Tri juga tampil sebagai pembicara dalam sesi Interfaith Approaches: Sacred Texts, Gender and Human Rights.
Di hadapan forum internasional, ia menekankan bahwa Islam adalah agama rahmat yang menjunjung kasih sayang dan kesetaraan laki-laki serta perempuan.
“Kodrat perempuan seperti melahirkan, menyusui, atau menstruasi tidak menghalangi kontribusi mereka dalam kehidupan publik. Sejak awal, Muhammadiyah dan ‘Aisyiyah telah memberi ruang kepemimpinan perempuan,” jelasnya.
Lebih lanjut, Tri menyinggung sejarah perempuan dalam Islam dan bangsa Indonesia.
Ia mengangkat tokoh Nyai Walidah Dahlan, pendiri ‘Aisyiyah yang dinobatkan sebagai Pahlawan Nasional, serta peran penting ‘Aisyiyah sebagai inisiator Kongres Perempuan Indonesia.
Dalam konteks keluarga, Tri menegaskan bahwa tanggung jawab rumah tangga adalah tugas bersama.
“Laki-laki dan perempuan diciptakan untuk saling melengkapi, saling mengasihi, dan saling mendukung,” ujarnya sambil merujuk pada QS. Ar-Rum: 21.

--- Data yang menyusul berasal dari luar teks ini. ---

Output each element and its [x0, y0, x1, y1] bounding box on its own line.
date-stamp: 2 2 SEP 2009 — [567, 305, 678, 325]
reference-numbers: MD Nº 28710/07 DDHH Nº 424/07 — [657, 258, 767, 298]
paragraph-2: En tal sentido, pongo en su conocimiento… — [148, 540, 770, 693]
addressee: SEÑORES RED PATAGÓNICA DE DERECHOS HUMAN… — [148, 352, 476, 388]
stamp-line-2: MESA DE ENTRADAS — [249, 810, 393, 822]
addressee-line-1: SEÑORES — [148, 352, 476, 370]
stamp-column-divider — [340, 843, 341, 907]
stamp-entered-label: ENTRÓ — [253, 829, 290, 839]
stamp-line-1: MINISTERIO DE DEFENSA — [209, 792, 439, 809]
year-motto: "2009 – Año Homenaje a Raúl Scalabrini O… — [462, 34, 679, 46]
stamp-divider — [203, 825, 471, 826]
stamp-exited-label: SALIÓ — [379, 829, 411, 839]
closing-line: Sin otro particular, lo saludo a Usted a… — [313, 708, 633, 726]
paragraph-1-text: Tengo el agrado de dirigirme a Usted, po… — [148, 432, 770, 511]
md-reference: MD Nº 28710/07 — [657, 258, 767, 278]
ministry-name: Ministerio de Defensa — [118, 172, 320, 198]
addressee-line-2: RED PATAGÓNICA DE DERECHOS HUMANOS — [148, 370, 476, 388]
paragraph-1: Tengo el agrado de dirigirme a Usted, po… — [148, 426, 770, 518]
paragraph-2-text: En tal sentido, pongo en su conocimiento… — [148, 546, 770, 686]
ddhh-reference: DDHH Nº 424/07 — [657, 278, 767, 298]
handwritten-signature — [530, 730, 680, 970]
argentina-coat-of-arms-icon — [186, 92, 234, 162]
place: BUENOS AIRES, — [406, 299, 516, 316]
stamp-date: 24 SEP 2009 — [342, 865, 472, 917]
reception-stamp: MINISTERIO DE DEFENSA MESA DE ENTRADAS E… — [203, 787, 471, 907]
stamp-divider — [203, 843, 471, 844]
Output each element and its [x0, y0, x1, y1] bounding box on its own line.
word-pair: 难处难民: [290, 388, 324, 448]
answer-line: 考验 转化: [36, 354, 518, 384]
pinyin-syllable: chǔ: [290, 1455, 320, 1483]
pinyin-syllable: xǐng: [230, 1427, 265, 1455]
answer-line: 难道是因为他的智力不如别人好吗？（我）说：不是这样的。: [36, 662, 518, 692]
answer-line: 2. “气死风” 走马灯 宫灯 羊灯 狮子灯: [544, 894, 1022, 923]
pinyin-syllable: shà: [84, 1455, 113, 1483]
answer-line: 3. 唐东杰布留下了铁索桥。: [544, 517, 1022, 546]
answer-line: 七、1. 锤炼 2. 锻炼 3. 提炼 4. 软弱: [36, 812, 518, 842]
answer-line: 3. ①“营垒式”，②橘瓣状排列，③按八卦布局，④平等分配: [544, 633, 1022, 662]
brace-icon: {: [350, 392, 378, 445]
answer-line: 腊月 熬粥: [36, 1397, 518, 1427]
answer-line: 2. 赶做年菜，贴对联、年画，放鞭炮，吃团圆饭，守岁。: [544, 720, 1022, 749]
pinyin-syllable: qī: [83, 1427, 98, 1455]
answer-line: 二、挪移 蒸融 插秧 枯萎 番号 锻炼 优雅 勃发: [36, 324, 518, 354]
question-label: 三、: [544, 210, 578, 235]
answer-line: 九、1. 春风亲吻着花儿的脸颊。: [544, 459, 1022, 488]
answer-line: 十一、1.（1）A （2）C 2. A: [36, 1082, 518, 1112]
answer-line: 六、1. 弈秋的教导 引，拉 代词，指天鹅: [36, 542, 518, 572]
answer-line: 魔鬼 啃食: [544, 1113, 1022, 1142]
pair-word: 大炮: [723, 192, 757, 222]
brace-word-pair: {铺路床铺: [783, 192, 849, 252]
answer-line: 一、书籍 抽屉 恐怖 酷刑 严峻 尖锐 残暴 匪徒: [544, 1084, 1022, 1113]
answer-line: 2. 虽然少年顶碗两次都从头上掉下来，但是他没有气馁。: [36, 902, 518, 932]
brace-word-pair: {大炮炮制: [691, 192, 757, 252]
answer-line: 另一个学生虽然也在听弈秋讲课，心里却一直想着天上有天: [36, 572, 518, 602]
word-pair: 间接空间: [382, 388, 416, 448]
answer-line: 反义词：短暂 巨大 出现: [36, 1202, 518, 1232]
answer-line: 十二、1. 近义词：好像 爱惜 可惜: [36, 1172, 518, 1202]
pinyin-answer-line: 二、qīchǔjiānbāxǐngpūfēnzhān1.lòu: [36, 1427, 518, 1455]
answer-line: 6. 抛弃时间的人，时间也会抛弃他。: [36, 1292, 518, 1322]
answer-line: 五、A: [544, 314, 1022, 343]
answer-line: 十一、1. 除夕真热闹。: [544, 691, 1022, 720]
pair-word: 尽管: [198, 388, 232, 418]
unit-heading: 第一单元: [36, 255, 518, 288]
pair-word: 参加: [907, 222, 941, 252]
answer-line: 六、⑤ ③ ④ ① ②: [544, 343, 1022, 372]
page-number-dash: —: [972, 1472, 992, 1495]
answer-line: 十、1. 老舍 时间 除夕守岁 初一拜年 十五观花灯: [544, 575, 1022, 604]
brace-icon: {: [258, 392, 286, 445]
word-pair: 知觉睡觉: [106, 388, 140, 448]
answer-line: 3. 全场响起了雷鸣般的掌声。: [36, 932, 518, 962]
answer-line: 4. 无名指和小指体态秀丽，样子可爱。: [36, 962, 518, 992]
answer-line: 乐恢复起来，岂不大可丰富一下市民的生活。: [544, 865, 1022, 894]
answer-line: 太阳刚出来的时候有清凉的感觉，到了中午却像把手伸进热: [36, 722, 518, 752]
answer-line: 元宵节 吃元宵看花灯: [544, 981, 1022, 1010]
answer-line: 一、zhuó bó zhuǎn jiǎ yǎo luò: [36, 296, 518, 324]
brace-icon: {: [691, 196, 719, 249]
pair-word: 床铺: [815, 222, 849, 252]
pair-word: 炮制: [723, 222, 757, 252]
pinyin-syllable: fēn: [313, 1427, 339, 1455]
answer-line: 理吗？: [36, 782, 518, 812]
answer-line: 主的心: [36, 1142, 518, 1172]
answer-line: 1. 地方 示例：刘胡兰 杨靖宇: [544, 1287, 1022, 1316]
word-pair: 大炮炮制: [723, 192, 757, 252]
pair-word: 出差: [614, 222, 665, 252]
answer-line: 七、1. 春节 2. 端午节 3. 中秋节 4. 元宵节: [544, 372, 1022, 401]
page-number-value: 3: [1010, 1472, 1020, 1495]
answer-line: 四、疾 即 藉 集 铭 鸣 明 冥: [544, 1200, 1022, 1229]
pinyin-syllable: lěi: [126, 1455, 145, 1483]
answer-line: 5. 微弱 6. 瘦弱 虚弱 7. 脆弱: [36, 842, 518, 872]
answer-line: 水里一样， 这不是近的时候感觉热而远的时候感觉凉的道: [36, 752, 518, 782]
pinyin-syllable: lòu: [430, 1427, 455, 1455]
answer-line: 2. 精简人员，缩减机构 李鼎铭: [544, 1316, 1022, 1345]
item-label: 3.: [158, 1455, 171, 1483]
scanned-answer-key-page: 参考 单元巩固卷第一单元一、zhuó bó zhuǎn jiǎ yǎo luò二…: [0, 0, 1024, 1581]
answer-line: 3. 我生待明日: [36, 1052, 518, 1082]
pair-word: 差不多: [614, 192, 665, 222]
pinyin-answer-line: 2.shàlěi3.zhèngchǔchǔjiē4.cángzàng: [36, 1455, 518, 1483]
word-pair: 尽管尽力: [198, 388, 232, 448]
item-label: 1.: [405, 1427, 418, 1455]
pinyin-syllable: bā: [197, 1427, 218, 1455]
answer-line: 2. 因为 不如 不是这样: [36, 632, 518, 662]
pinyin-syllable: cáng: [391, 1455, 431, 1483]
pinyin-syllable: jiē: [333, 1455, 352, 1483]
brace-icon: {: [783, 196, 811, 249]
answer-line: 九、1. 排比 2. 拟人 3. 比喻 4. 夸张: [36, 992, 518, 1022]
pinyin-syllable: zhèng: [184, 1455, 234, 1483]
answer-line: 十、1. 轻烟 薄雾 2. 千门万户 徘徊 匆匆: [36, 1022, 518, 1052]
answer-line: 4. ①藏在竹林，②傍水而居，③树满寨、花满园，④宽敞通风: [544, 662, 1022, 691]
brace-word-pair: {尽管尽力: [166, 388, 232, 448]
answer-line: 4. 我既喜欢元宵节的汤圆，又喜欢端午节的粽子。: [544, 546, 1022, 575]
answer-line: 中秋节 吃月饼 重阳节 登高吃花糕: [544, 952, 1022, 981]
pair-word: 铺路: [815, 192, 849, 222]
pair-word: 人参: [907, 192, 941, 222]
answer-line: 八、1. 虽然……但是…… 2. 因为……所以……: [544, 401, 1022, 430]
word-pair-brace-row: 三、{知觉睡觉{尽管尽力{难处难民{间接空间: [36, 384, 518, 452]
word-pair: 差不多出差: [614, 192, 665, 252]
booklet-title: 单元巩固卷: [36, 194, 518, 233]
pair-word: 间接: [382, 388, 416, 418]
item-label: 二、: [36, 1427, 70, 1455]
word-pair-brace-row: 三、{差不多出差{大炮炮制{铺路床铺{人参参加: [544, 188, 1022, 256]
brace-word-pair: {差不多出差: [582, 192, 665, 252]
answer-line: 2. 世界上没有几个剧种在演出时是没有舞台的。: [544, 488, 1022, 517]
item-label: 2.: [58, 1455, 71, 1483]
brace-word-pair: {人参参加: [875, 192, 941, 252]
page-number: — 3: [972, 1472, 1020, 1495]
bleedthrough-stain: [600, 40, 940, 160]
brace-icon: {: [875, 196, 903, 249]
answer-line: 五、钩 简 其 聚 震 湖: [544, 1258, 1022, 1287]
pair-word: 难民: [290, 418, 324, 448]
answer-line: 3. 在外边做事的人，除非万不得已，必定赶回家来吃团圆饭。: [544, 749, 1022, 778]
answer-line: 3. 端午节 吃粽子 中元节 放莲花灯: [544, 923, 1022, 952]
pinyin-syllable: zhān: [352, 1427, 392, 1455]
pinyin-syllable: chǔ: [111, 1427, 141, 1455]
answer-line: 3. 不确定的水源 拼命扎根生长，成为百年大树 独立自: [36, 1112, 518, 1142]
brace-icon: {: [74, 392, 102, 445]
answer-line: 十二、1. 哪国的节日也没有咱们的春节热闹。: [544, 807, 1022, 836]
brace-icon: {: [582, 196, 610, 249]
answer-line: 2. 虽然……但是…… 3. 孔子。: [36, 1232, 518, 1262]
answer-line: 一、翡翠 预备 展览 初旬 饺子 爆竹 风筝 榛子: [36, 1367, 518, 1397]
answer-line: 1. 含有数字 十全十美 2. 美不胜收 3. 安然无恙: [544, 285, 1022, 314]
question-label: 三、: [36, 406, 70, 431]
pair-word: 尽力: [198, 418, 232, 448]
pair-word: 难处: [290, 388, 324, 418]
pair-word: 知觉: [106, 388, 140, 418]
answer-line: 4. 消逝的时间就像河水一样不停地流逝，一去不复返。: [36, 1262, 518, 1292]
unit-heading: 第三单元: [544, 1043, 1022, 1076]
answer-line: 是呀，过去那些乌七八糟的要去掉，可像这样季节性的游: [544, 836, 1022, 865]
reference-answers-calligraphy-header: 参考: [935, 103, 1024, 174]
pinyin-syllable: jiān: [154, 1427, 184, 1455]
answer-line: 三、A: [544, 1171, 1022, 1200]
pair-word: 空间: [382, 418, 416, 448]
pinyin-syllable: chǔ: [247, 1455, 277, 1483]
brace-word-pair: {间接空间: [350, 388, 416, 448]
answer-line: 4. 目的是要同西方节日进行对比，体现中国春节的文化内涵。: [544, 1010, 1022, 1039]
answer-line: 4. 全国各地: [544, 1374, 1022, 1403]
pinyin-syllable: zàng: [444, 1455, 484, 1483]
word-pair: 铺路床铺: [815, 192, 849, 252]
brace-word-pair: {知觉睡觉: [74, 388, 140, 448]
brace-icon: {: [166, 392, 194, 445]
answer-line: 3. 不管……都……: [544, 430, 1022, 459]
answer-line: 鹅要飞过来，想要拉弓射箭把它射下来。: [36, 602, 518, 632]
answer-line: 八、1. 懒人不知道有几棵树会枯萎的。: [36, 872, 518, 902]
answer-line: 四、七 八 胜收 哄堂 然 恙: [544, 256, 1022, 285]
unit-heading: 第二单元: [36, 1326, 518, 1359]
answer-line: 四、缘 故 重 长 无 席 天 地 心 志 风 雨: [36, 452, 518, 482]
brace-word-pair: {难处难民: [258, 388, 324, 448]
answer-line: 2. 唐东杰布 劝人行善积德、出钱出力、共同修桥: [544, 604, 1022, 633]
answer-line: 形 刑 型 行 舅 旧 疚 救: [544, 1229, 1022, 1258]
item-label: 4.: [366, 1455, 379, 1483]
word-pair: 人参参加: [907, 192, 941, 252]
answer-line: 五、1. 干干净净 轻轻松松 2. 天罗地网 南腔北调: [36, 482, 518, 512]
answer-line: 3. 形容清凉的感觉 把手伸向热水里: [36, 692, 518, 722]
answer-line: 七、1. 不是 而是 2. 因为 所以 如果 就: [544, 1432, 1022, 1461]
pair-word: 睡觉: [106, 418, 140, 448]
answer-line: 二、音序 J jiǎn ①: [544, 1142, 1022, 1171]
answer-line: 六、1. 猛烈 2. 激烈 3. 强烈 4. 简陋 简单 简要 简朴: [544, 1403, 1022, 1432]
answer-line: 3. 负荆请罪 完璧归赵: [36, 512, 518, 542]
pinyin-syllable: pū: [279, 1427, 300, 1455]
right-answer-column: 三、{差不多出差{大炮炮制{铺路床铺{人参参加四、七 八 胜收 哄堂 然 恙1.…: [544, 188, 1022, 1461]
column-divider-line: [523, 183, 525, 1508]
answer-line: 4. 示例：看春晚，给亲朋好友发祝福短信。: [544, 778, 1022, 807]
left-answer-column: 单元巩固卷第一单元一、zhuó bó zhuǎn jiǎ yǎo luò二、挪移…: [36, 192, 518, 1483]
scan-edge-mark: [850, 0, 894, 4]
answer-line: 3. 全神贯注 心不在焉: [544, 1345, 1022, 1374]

Tri juga meluruskan pemahaman keliru tentang kisah penciptaan manusia yang kerap menempatkan perempuan sebagai pihak yang salah.
Menurutnya, hal ini berkontribusi terhadap munculnya stereotip negatif bahwa perempuan adalah penggoda sekaligus korban yang sering disalahkan dalam kasus kekerasan.
Sementara itu, terkait isu perkawinan anak, Tri menegaskan pentingnya pencegahan demi perlindungan generasi.
“Islam mengajarkan kita agar tidak meninggalkan generasi yang lemah. Pernikahan memerlukan kedewasaan fisik, emosi, dan ekonomi, sehingga keturunan yang lahir sehat, dan rumah tangga dapat sakinah, mawaddah, warahmah,” pungkasnya.
Bergabungnya ‘Aisyiyah dengan F2A menandai langkah strategis dalam memperluas kiprah perempuan Muhammadiyah di kancah global. Melalui kerja sama lintas agama dan bangsa, ‘Aisyiyah berharap dapat memperkuat misi kemanusiaan, membangun perdamaian, serta memperjuangkan keadilan gender di tengah tantangan dunia yang semakin kompleks.